6. Subsequent Events
Subsequent events have been considered through the date when this Form 10-Q was issued. Based on the evaluation, the Company did not identify any subsequent events that would have required adjustment to or disclosure in the unaudited consolidated financial statements.
Item 2. Management’s Discussion and Analysis of Financial Condition and Results of Operations
Statements made in this Quarterly Report on Form 10-Q, including without limitation this Management’s Discussion and Analysis of Financial Condition and Operations, other than statements of historical information, are forward looking statements within the meaning of Section 27A of the Securities Act of 1933, as amended, and Section 21E of the Securities Exchange Act of 1934, as amended. These forward-looking statements may sometimes be identified by such words as “may,” “will," “expect," “anticipate," “believe," “estimate" and “continue" or similar words. We believe that it is important to communicate our future expectations to investors. However, these forward-looking statements involve many risks and uncertainties including those identified in the Company’s Annual Report on Form 10-K for the year ended December 31, 2009. Our actual results could differ materially from those indicated in such forward-looking statements as a result of certain factors. We are under no duty to update any of the forward-looking statements after the date of this Quarterly Report on Form 10-Q to conform these statements to actual results.
Overview
Our primary focus is to provide real-time systems solutions, including equipment, systems, services and software to our customers in the hydrological, meteorological and oceanic monitoring markets. We design, manufacture and market our products, systems, services and software to a diversified customer base consisting of federal, state, local and foreign governments, universities, engineering firms and hydropower companies. Our products, systems, services and software enable these entities to monitor and collect hydrological, meteorological and oceanic data for the management of critical water resources, for early warning of potentially disastrous floods, storms or tsunamis, for the optimization of hydropower plants and for displaying and relaying real-time weather conditions at airports.

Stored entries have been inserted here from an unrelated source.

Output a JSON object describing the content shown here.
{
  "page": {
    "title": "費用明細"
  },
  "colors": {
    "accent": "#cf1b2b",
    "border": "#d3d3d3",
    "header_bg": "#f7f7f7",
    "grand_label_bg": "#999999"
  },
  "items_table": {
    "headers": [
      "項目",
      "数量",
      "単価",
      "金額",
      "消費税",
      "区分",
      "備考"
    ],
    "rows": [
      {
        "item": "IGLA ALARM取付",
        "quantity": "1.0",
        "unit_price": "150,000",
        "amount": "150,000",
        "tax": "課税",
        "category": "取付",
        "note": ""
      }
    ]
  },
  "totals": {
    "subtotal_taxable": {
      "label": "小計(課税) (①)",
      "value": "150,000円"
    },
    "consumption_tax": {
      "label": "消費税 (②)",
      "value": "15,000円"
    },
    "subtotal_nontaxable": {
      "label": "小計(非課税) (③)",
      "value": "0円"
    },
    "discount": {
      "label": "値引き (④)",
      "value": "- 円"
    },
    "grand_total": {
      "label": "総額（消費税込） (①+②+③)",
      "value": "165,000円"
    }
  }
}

Our key products are the SatLink2 Transmitter/Logger, the Xpert/XLite dataloggers, the Accububble Self-Contained Bubbler, the Accubar Pressure Sensor, NOS Tides Systems and Tempest and XConnect systems software. These are the essential components of most systems and are provided to customers as off-the-shelf equipment or as part of a custom system. The SatLink2 is a key product because it functions both as a transmitter and logger. The Xpert and XLite are more powerful dataloggers that have significant more logging capability and communications options than the SatLink2. Our Tempest and XConnect systems software allow us to provide turn-key systems solutions to our customers.

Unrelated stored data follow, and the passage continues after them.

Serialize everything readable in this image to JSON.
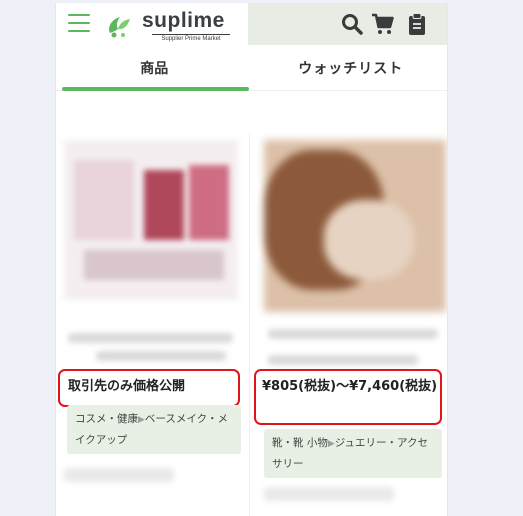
{
  "app": {
    "logo_text": "suplime",
    "logo_subtitle": "Supplier Prime Market",
    "brand_green": "#5cb85c",
    "alert_red": "#e0151a"
  },
  "header": {
    "icons": [
      "menu-icon",
      "search-icon",
      "cart-icon",
      "clipboard-icon"
    ]
  },
  "tabs": [
    {
      "label": "商品",
      "active": true
    },
    {
      "label": "ウォッチリスト",
      "active": false
    }
  ],
  "products": [
    {
      "price": "取引先のみ価格公開",
      "category_main": "コスメ・健康",
      "category_sub": "ベースメイク・メイクアップ"
    },
    {
      "price": "¥805(税抜)～¥7,460(税抜)",
      "category_main": "靴・靴 小物",
      "category_sub": "ジュエリー・アクセサリー"
    }
  ]
}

Our Hydrological Services Division provides a variety of services including hydrologic modeling, flood and storm water management, river and stream analysis and equipment integration, installation, commissioning and maintenance. The principal customer of this division has been the South Florida Water Management District (SFWMD) which is a regional agency of the state of Florida that is charged with managing and protecting water resources in a 16 county area.
We began fiscal year 2010 with a backlog of approximately $11,908,000. We estimate that approximately 80% of our December 31, 2009 backlog will convert to revenue in 2010. We anticipate that we will continue to experience significant quarterly fluctuations in our sales and revenues in 2010. Operating results will depend upon the product mix and upon the timing of project awards.
International sales, which totaled 48% of revenues for 2009, continue to constitute a more significant portion of our revenues. We expect international revenues to grow as a percentage of our total business. International sales are however difficult to forecast and international awards are frequently delayed due to governmental approvals.
Our domestic business is highly dependent upon government business. Contracts and purchase orders with Federal, state and local government agencies represented approximately 45% of our 2009 revenues. Due to economic conditions in 2009, we believe that competition was more price-based and that some projects were delayed due to funding issues. We are closely following the federal economic stimulus plan spending. We believe that we will benefit from increased future spending on water resources projects from our federal and state customers.
We are committed to growing our hydrological services. We hope to sell more standard products through providing hydrological services which was a primary reason for setting up operations in Florida. We added the Ilex Division through our purchase of Ilex Engineering on December 31, 2008 and believe that Ilex will help us compete better in the GOES data collection services market and global satellite market.
We are committed in our ongoing sales, marketing and research and development activities to sustain and grow our sales and revenues from our products and services. We expect our sales and marketing, research and development and general and administrative expenses to increase moderately in 2010 as compared to 2009 due to planned spending on sales and marketing activities and on new products and applications.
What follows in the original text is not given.